Ken reported the following results from the new module (relative to the old module) for the six years of Humptulips data he has been working with:

-- No change in the initial survival estimates;
-- The initial distributions are now very stable (i.e., consistent across the six years). The previous module had a very odd initial distribution for the 1988 data;
-- Fishing effort parameters still don't show a consistent pattern between US and Canada;
-- The overall goodness of fit improved by up to 40%.

Robert Kope asked if Ken had tried fitting the model using a common catchability coefficient for the US and Canada harvest processes. He had not.

Jim Anderson suggested that Ken might try a more traditional migration model and gave three examples that Rich Zabel (UW Columbia Basin Research) has been working with.

Alan Hicks (UI graduate student) presented some preliminary results showing correlations between upwelling index (lagged to ocean entry year) and survival to the first week of the SSM.


5. Model comparisons update (Jim Norris).

Jim reported that he added a second FRAM model configuration to the model comparisons program to (1) demonstrate the flexibility of the underlying code structure and (2) validate two different migration process algorithms. After a Base Model is run to generate synthetic catch and escapement data, the FRAMAnalyst object estimates the FRAM parameters (harvest rates and maturation rates). The FRAMAnalyst then creates two independent models from the same parameter estimates.
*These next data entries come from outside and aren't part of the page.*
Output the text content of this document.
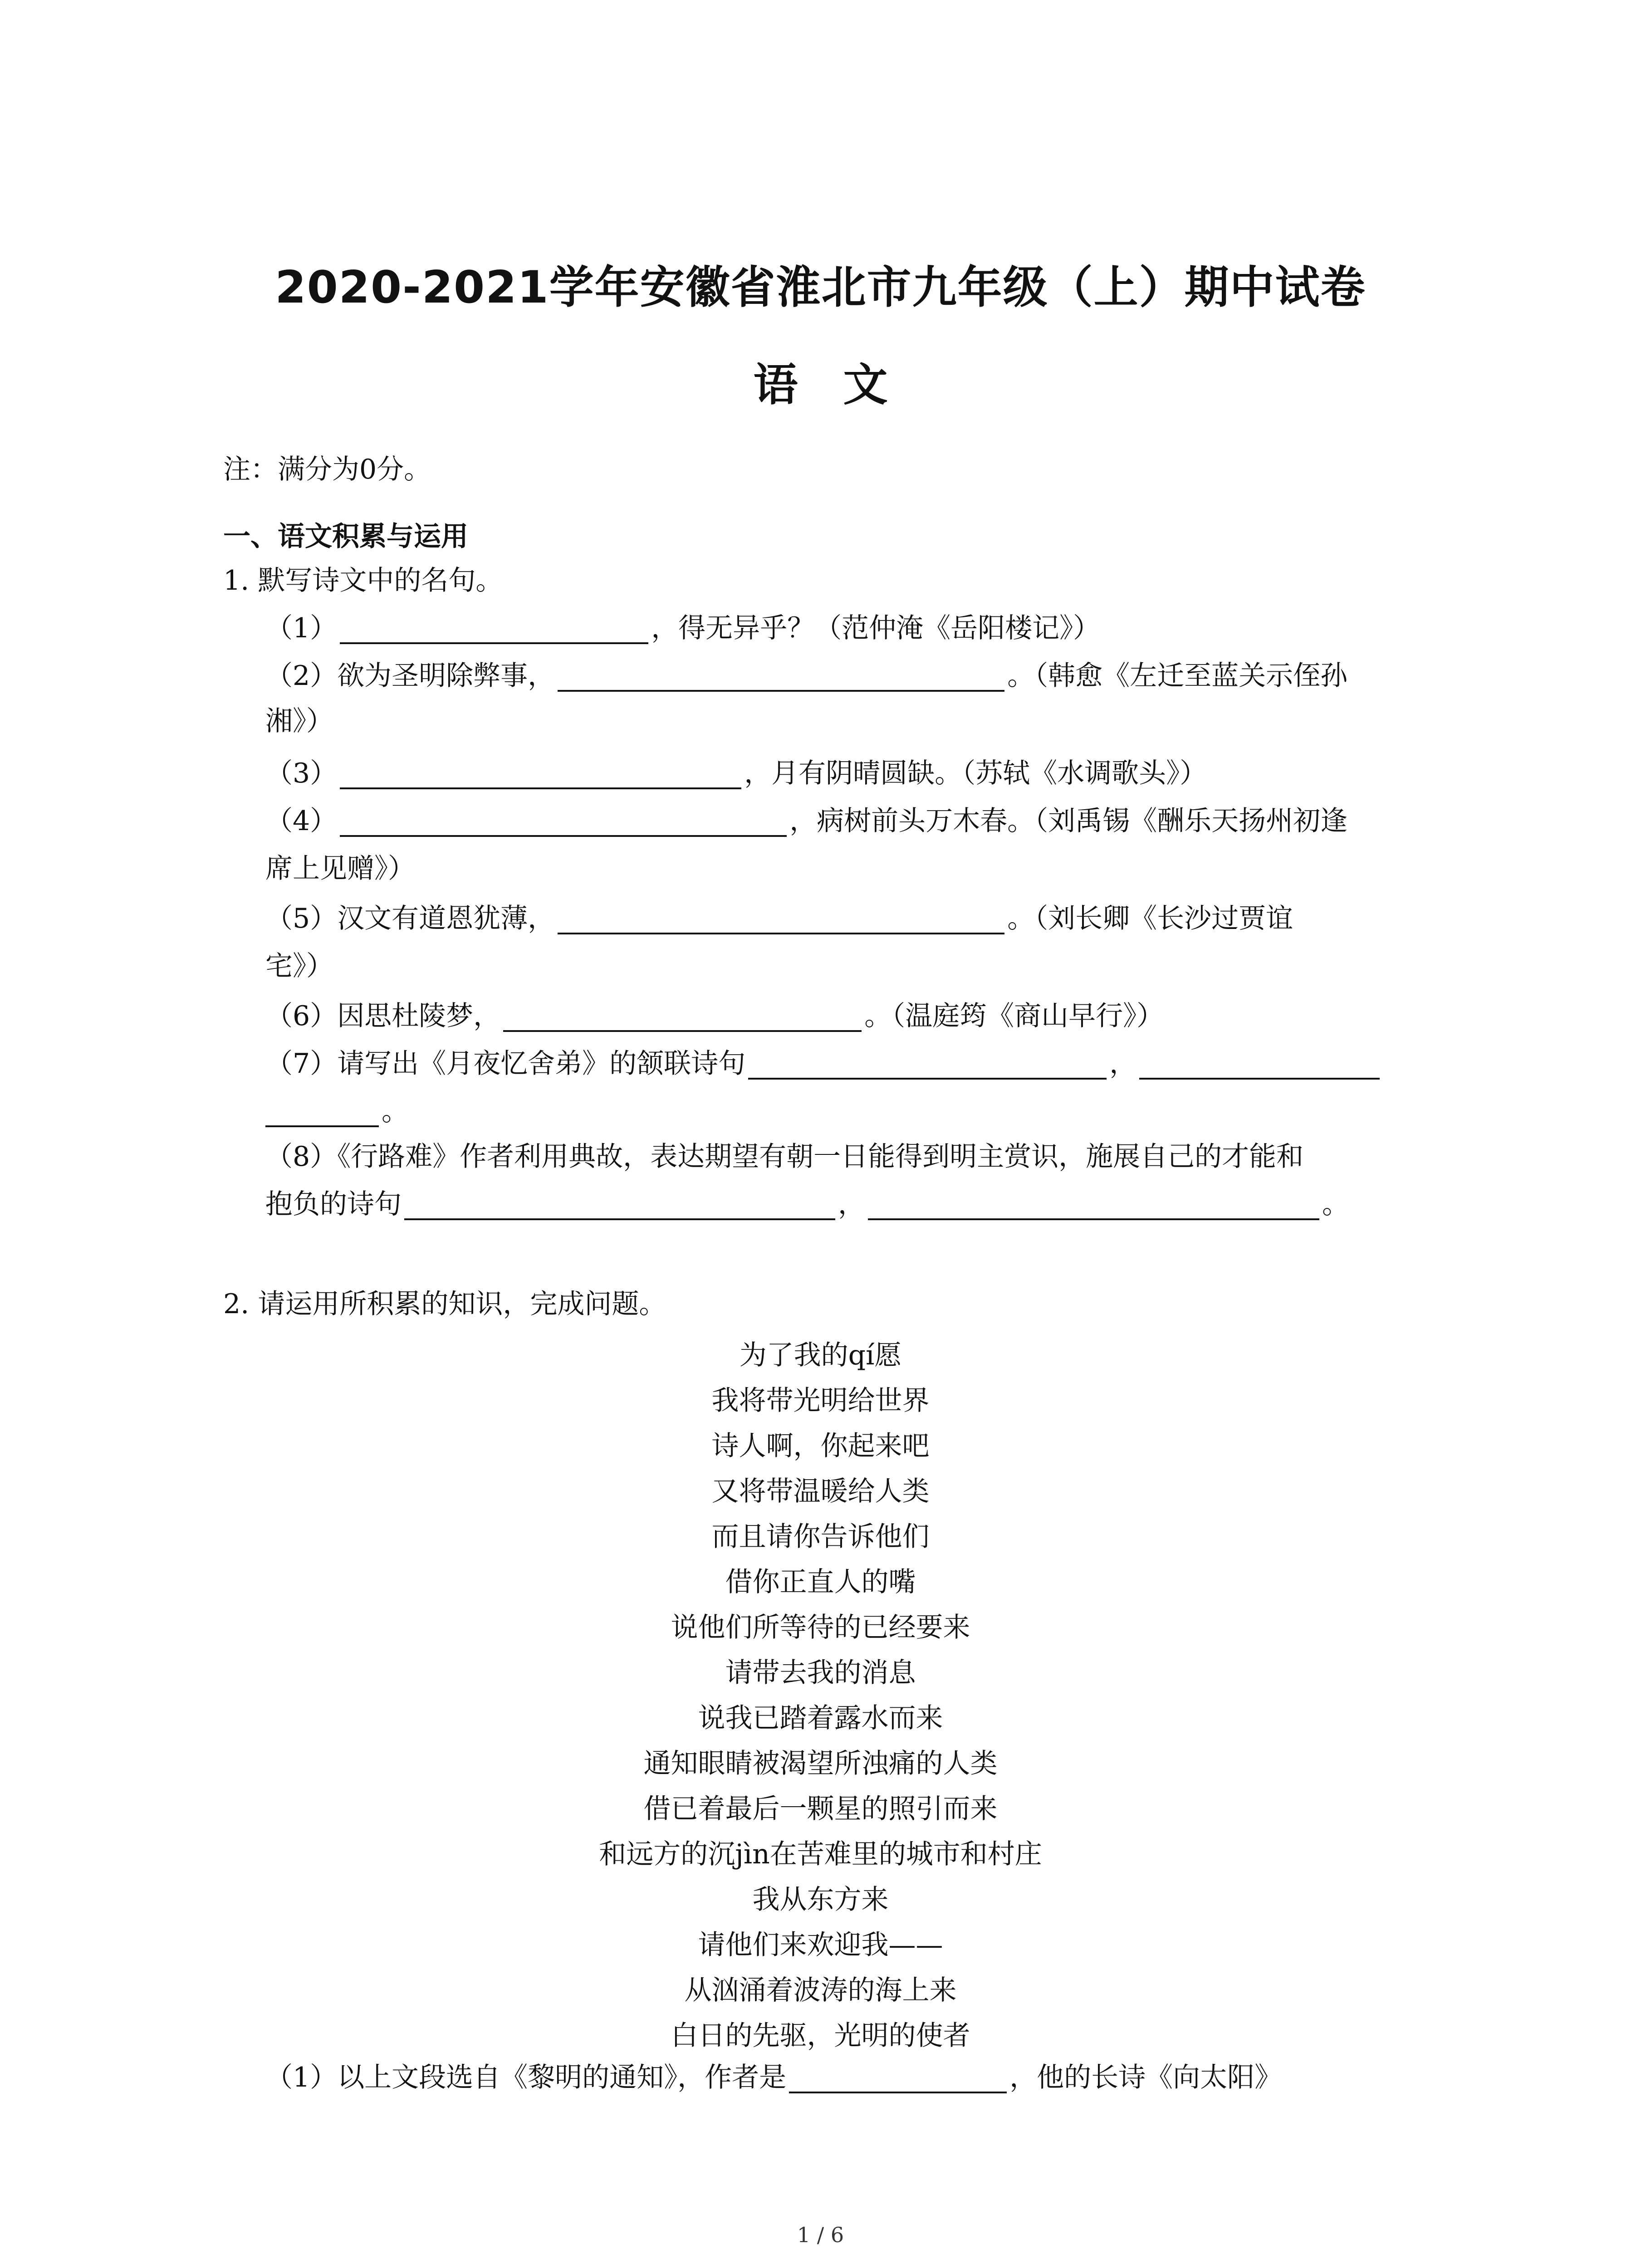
2020-2021学年安徽省淮北市九年级（上）期中试卷
语 文
注：满分为0分。
一、语文积累与运用
1. 默写诗文中的名句。
（1）	，得无异乎？（范仲淹《岳阳楼记》）
（2）欲为圣明除弊事，	。（韩愈《左迁至蓝关示侄孙
湘》）
（3）	，月有阴晴圆缺。（苏轼《水调歌头》）
（4）	，病树前头万木春。（刘禹锡《酬乐天扬州初逢
席上见赠》）
（5）汉文有道恩犹薄，	。（刘长卿《长沙过贾谊
宅》）
（6）因思杜陵梦，	。（温庭筠《商山早行》）
（7）请写出《月夜忆舍弟》的颔联诗句	，
。
（8）《行路难》作者利用典故，表达期望有朝一日能得到明主赏识，施展自己的才能和
抱负的诗句	，	。
2. 请运用所积累的知识，完成问题。
为了我的qí愿
我将带光明给世界
诗人啊，你起来吧
又将带温暖给人类
而且请你告诉他们
借你正直人的嘴
说他们所等待的已经要来
请带去我的消息
说我已踏着露水而来
通知眼睛被渴望所浊痛的人类
借已着最后一颗星的照引而来
和远方的沉jìn在苦难里的城市和村庄
我从东方来
请他们来欢迎我——
从汹涌着波涛的海上来
白日的先驱，光明的使者
（1）以上文段选自《黎明的通知》，作者是	，他的长诗《向太阳》
1 / 6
The first model (FRAM1) configures a model in which each cohort has a number of immature schools with equal initial abundance and are initially distributed uniformly over a narrow range in the Preterminal region. Throughout the forward simulation, the immature cohorts have no migration (i.e., their schools never change location). However, at appropriate times during the simulation, each immature cohort goes through a maturation process that creates a new mature cohort with the same number of schools as the associated immature cohort. The maturation rate determines the fraction of fish from each immature school that is transferred to its associated mature school. The migration process for the mature cohort moves its schools through the Terminal region and, after suffering fishing mortality, on to the Spawning region.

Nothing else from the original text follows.